La concurrence des luttes est porteuse de danger. C’est déjà la crainte de Marco Martiniello quand il écrit en 2008 l’article «Surmonter les concurrences victimaires» dans un numéro de la revue Politique consacré à l’antiracisme. Aujourd’hui, ce danger persiste, regrette-t-il. Notamment parce que le mouvement décolonial, s’appuyant sur l’importation des catégories d’analyses nord-américaines, revendique parfois «un monopole de la racisation»: «Je suis évidemment choqué depuis des décennies sur la manière dont les Noirs sont traités aux États-Unis. Mais la situation est à bien des égards encore beaucoup plus grave aux États-Unis qu’en Belgique et en Europe occidentale. Et ce que je ne comprends pas, c’est pourquoi l’épisode George Floyd donne lieu à une telle mobilisation alors que des centaines voire des milliers d’Africains meurent en Méditerranée dans une indifférence quasi généralisée? Dans le même ordre d’idées, on n’a pas beaucoup entendu les décoloniaux sur ce qui s’est passé à Blankenberge. Or, est-ce qu’on n’est pas en train de faire du racial profiling? Qui pourra encore aller à la mer? En tout cas, pas les ‘basanés francophones bruxellois’…»
«Pourquoi n’existe-t-il pas en Région bruxelloise un forum des minorités, une institution d’avis des descendants de migrants?» Alexandre Ansay, directeur du Centre bruxellois d’action interculturelle
Le paysage est fragmenté et certains le déplorent. D’autres y voient les prémices d’un renouvellement. «Ce sont des luttes parfois radicales, qui bousculent, qui déstabilisent. Il faut leur laisser des espaces – en ce compris pour qu’ils puissent se retrouver entre eux. Cette fragmentation n’est pas forcément négative si elle peut permettre une réarticulation, une reconfiguration», soutient Alexandre Ansay, directeur du Centre bruxellois d’action interculturelle (CBAI). Et d’ajouter qu’il revient aux pouvoirs publics de ne pas attiser ces concurrences par des politiques et des modes de subsidiation défavorables à certaines communautés. «Il existe un soupçon selon lequel certaines associations seraient lésées par rapport à d’autres. Il faut réfléchir à la manière dont on met en place les appels à projets, et permettre à des opérateurs moins outillés d’introduire des demandes de subsides.» Pour Alexandre Ansay, ces jeux de concurrence reposent aussi sur un déficit de représentation. «Pourquoi n’existe-t-il pas en région bruxelloise un forum des minorités, une institution d’avis des descendants de migrants? Ce serait un geste symbolique fort que d’écouter ces voix. Il y a énormément de collectifs sans forme juridique associative, on ne les invite pas, on ne les écoute pas. Et quand on les invite, on les considère comme illégitimes.»

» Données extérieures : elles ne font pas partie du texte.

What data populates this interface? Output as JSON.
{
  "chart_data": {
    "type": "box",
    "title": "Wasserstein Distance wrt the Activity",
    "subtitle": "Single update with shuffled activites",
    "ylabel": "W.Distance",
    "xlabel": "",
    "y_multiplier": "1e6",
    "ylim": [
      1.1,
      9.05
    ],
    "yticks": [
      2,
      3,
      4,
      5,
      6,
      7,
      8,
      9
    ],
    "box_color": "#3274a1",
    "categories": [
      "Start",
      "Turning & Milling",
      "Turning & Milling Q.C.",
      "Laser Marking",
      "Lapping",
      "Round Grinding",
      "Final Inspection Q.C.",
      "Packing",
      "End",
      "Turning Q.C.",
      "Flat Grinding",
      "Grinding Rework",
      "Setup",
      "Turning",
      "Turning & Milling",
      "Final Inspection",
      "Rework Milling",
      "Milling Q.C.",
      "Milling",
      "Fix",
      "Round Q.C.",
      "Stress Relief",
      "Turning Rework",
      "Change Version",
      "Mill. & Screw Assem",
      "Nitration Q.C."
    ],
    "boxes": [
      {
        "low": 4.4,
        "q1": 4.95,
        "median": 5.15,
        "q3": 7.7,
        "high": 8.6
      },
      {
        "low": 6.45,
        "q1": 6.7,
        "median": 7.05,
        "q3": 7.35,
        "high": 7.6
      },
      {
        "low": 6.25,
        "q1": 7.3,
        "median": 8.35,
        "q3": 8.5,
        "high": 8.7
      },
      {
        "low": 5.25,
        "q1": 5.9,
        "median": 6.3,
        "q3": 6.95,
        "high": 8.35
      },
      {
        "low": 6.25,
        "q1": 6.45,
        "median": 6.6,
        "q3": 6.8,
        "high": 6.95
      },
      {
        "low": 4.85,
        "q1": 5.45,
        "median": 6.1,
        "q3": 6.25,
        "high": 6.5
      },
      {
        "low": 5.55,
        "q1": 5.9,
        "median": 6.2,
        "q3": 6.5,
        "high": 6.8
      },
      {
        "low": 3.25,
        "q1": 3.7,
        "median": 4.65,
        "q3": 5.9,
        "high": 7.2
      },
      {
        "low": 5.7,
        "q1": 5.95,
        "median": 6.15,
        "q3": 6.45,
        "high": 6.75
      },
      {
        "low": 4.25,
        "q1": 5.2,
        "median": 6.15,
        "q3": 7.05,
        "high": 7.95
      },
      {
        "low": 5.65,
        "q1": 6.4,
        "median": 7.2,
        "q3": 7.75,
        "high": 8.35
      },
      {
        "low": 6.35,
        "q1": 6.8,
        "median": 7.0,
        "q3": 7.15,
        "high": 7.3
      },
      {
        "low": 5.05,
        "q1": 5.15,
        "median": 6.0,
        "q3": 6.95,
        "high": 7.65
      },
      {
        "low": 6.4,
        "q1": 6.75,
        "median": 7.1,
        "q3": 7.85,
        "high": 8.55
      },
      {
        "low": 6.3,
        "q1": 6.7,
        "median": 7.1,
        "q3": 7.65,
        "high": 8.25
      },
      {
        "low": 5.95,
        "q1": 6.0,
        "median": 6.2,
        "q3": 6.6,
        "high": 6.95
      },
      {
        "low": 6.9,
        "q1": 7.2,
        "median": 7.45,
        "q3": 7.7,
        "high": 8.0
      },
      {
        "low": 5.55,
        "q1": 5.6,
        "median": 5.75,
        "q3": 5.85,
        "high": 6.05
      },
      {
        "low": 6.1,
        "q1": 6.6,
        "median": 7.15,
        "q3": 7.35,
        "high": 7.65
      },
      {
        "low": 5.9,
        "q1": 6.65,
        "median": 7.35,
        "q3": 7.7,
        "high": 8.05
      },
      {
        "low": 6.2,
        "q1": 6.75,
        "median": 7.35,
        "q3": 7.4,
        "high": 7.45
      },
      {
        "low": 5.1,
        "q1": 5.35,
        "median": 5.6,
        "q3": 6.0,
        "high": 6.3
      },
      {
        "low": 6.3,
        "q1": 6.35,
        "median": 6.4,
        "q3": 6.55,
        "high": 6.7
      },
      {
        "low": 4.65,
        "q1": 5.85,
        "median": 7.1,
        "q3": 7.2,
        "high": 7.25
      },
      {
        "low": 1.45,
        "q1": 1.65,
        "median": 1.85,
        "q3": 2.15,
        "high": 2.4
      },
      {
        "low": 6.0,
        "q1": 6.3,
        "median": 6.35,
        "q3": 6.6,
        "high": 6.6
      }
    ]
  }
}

Alors qu’il vient de célébrer l’anniversaire du décès de son frère, Ayoub Bouda opte, lui, pour la posture du rassemblement. Il ne se définit pas comme un militant, pourtant il sait que le combat est large et dépasse la question raciste et communautaire. «J’ai constaté que les violences policières étaient un problème très vaste. Elles touchent les personnes racisées, mais aussi en fonction de leur statut administratif, leur orientation sexuelle, leurs opinions politiques. Je n’avais pas conscience de ça, mais il y a toute une série de personnes qui ne sont pas en sécurité avec un policier. Il ne faut pas hiérarchiser les souffrances. Il faut un vrai dialogue entre les personnes qui subissent ces violences, mais aussi avec la police.»